When Michael and Christine bought the house on Hazelhurst Drive, in 1985, northwest Austin had not yet been bisected by toll roads or swallowed up by miles of unbroken suburban sprawl. The real estate bust had brought construction to a standstill, and the half-built subdivision where they lived, east of Lake Travis, was a patchwork of new homes and uncleared, densely wooded lots. Although the Morton home had an Austin address, it sat just north of the Travis County line, in Williamson County—an area that, despite an incursion of new residents and rapid development, still retained the rural feel and traditional values of small-town Texas. Austin was seen as morally permissive, a refuge for dope smoking and liberal politics that Williamson County, which prided itself on its law-and-order reputation, stood against. In Georgetown, the county seat, bars and liquor stores were prohibited.

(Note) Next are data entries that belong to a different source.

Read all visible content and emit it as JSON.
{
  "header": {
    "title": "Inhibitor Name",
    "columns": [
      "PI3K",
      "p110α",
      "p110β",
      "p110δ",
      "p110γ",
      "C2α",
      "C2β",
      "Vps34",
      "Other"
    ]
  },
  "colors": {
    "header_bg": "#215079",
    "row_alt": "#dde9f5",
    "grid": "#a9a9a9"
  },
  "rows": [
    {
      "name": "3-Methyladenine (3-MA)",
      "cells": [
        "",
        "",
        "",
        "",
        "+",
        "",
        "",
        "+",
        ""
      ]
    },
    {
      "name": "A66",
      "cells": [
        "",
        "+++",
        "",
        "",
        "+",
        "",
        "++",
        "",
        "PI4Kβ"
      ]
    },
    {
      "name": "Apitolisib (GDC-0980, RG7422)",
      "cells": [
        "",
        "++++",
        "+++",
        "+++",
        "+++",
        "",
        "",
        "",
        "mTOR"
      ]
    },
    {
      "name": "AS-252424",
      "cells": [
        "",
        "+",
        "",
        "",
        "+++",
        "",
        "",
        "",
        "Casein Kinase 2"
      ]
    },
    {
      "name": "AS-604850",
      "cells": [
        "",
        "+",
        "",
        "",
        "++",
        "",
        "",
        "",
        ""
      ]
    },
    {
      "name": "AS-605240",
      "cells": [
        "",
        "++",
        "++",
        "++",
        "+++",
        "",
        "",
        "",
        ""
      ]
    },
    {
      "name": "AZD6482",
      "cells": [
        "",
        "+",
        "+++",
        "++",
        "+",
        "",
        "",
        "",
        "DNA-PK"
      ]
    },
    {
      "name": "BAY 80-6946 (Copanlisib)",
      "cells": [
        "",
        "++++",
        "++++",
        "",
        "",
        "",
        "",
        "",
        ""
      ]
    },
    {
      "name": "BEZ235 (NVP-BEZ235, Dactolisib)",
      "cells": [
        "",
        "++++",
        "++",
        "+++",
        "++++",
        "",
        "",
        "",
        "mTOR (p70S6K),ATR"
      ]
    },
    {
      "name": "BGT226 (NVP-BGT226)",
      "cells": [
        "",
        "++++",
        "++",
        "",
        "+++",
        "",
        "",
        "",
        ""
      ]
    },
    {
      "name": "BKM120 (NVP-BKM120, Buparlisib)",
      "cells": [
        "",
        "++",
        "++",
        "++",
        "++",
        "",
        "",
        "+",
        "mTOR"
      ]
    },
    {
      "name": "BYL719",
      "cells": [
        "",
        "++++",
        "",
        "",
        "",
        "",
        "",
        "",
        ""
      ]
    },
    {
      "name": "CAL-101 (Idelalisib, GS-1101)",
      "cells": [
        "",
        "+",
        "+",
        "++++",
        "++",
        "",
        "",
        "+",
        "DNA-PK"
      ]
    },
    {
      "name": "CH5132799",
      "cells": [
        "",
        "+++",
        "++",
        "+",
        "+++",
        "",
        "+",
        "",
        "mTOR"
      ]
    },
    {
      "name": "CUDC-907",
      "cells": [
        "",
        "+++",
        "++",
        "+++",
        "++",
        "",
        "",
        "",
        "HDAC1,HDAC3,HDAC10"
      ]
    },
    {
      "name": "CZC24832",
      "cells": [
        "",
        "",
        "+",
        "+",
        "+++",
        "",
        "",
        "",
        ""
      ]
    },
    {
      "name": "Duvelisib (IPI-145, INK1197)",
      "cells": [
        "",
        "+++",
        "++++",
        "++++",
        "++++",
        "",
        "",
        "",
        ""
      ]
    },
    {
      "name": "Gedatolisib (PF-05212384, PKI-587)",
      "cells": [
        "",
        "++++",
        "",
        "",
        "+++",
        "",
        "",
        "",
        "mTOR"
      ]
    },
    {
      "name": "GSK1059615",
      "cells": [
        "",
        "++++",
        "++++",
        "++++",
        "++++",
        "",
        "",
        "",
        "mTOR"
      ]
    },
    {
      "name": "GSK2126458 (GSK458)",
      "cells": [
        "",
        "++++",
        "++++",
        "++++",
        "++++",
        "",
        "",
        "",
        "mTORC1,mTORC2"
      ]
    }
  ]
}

Their neighborhood was a place for newcomers, most of them young professionals with children. The Mortons arrived when Eric was a toddler, and Christine had quickly learned everyone’s name on their street, often stopping in the driveway after work to visit with the neighbors. Friendly and unguarded, with long brown hair and bright-blue eyes, she had a disarming confidence; she might squeeze the arm of the person she was talking to as she spoke or punctuate conversation with a boisterous laugh. Michael was slower to warm to strangers, and his neighbors on Hazelhurst, whom he never got to know well, found him remote, even prickly. (“He would spend the whole morning working in the yard and never look up,” one told me.) The Mortons’ next-door neighbor Elizabeth Gee, a lawyer’s wife and stay-at-home mother, often seemed taken aback by Michael’s lack of social graces. He made no secret of the fact that he found her comically straitlaced; he and Christine had gone out to dinner with the Gees once, and Michael had rolled his eyes when she had demurely looked to her husband to answer for her after the waiter asked if she wanted a drink.

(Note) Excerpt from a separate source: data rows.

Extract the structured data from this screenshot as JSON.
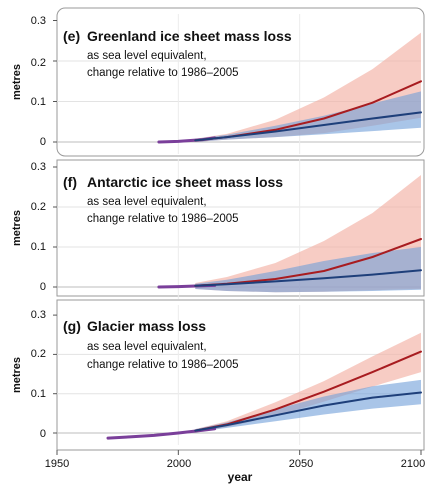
{
  "chart_data": [
    {
      "type": "line",
      "letter": "(e)",
      "title": "Greenland ice sheet mass loss",
      "subtitle_line1": "as sea level equivalent,",
      "subtitle_line2": "change relative to 1986–2005",
      "ylabel": "metres",
      "ylim": [
        -0.02,
        0.3
      ],
      "yticks": [
        "0.3",
        "0.2",
        "0.1",
        "0"
      ],
      "xlim": [
        1950,
        2100
      ],
      "grid": true,
      "series": [
        {
          "key": "historical",
          "color": "#7a3f9a",
          "x": [
            1992,
            2000,
            2010,
            2015
          ],
          "y": [
            0.0,
            0.0015,
            0.006,
            0.01
          ]
        },
        {
          "key": "high",
          "color": "#a81c20",
          "band_color": "#f3b1a4",
          "x": [
            2007,
            2020,
            2040,
            2060,
            2080,
            2100
          ],
          "y": [
            0.004,
            0.012,
            0.03,
            0.058,
            0.097,
            0.15
          ],
          "lower": [
            0.0,
            0.006,
            0.012,
            0.022,
            0.04,
            0.06
          ],
          "upper": [
            0.008,
            0.02,
            0.055,
            0.11,
            0.18,
            0.27
          ]
        },
        {
          "key": "low",
          "color": "#1e3f7a",
          "band_color": "#6f9fd8",
          "x": [
            2007,
            2020,
            2040,
            2060,
            2080,
            2100
          ],
          "y": [
            0.004,
            0.012,
            0.026,
            0.042,
            0.058,
            0.073
          ],
          "lower": [
            0.0,
            0.006,
            0.012,
            0.019,
            0.027,
            0.035
          ],
          "upper": [
            0.008,
            0.018,
            0.04,
            0.065,
            0.095,
            0.125
          ]
        }
      ]
    },
    {
      "type": "line",
      "letter": "(f)",
      "title": "Antarctic ice sheet mass loss",
      "subtitle_line1": "as sea level equivalent,",
      "subtitle_line2": "change relative to 1986–2005",
      "ylabel": "metres",
      "ylim": [
        -0.02,
        0.3
      ],
      "yticks": [
        "0.3",
        "0.2",
        "0.1",
        "0"
      ],
      "xlim": [
        1950,
        2100
      ],
      "grid": true,
      "series": [
        {
          "key": "historical",
          "color": "#7a3f9a",
          "x": [
            1992,
            2000,
            2010,
            2015
          ],
          "y": [
            0.0,
            0.001,
            0.003,
            0.004
          ]
        },
        {
          "key": "high",
          "color": "#a81c20",
          "band_color": "#f3b1a4",
          "x": [
            2007,
            2020,
            2040,
            2060,
            2080,
            2100
          ],
          "y": [
            0.003,
            0.008,
            0.02,
            0.04,
            0.075,
            0.12
          ],
          "lower": [
            -0.005,
            -0.01,
            -0.013,
            -0.012,
            -0.008,
            -0.005
          ],
          "upper": [
            0.01,
            0.025,
            0.06,
            0.115,
            0.185,
            0.28
          ]
        },
        {
          "key": "low",
          "color": "#1e3f7a",
          "band_color": "#6f9fd8",
          "x": [
            2007,
            2020,
            2040,
            2060,
            2080,
            2100
          ],
          "y": [
            0.003,
            0.007,
            0.014,
            0.022,
            0.031,
            0.042
          ],
          "lower": [
            -0.005,
            -0.01,
            -0.013,
            -0.012,
            -0.01,
            -0.007
          ],
          "upper": [
            0.008,
            0.018,
            0.04,
            0.065,
            0.085,
            0.1
          ]
        }
      ]
    },
    {
      "type": "line",
      "letter": "(g)",
      "title": "Glacier mass loss",
      "subtitle_line1": "as sea level equivalent,",
      "subtitle_line2": "change relative to 1986–2005",
      "ylabel": "metres",
      "ylim": [
        -0.02,
        0.3
      ],
      "yticks": [
        "0.3",
        "0.2",
        "0.1",
        "0"
      ],
      "xlim": [
        1950,
        2100
      ],
      "xticks": [
        "1950",
        "2000",
        "2050",
        "2100"
      ],
      "xlabel": "year",
      "grid": true,
      "series": [
        {
          "key": "historical",
          "color": "#7a3f9a",
          "x": [
            1971,
            1980,
            1990,
            2000,
            2010,
            2015
          ],
          "y": [
            -0.013,
            -0.01,
            -0.006,
            0.0,
            0.007,
            0.011
          ]
        },
        {
          "key": "high",
          "color": "#a81c20",
          "band_color": "#f3b1a4",
          "x": [
            2007,
            2020,
            2040,
            2060,
            2080,
            2100
          ],
          "y": [
            0.006,
            0.022,
            0.06,
            0.105,
            0.155,
            0.207
          ],
          "lower": [
            0.002,
            0.015,
            0.043,
            0.08,
            0.118,
            0.155
          ],
          "upper": [
            0.01,
            0.03,
            0.078,
            0.132,
            0.195,
            0.255
          ]
        },
        {
          "key": "low",
          "color": "#1e3f7a",
          "band_color": "#6f9fd8",
          "x": [
            2007,
            2020,
            2040,
            2060,
            2080,
            2100
          ],
          "y": [
            0.006,
            0.02,
            0.045,
            0.07,
            0.09,
            0.103
          ],
          "lower": [
            0.002,
            0.013,
            0.03,
            0.047,
            0.062,
            0.073
          ],
          "upper": [
            0.01,
            0.027,
            0.06,
            0.093,
            0.119,
            0.135
          ]
        }
      ]
    }
  ]
}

Christine had grown up in the suburbs south of Houston and attended Catholic school, where she was a popular student and member of the drill team. Michael was rougher around the edges. His father’s job with an oil field service company had taken the family from Waco to a succession of small towns across Southern California before they finally settled in Kilgore, where Michael attended his last two years of high school. One day when Michael was sixteen, his father brought him along to an oil drilling site, and Michael sat in the car and watched as his dad slogged through his work in an icy rain. The experience forever cured him of wanting to toil in the oil patch. He went to Stephen F. Austin State University, in Nacogdoches, where, in 1976, he met Christine in a psychology class. For their first date, he took her out in a borrowed Corvette, and not long afterward, she confided to her friend Margaret Permenter that she thought he might be “the one.” “Mike was pretty reserved, but he was nice and handsome, with one of those Jimmy Connors haircuts,” Permenter told me. “Chrissy was more committed than he was at first.”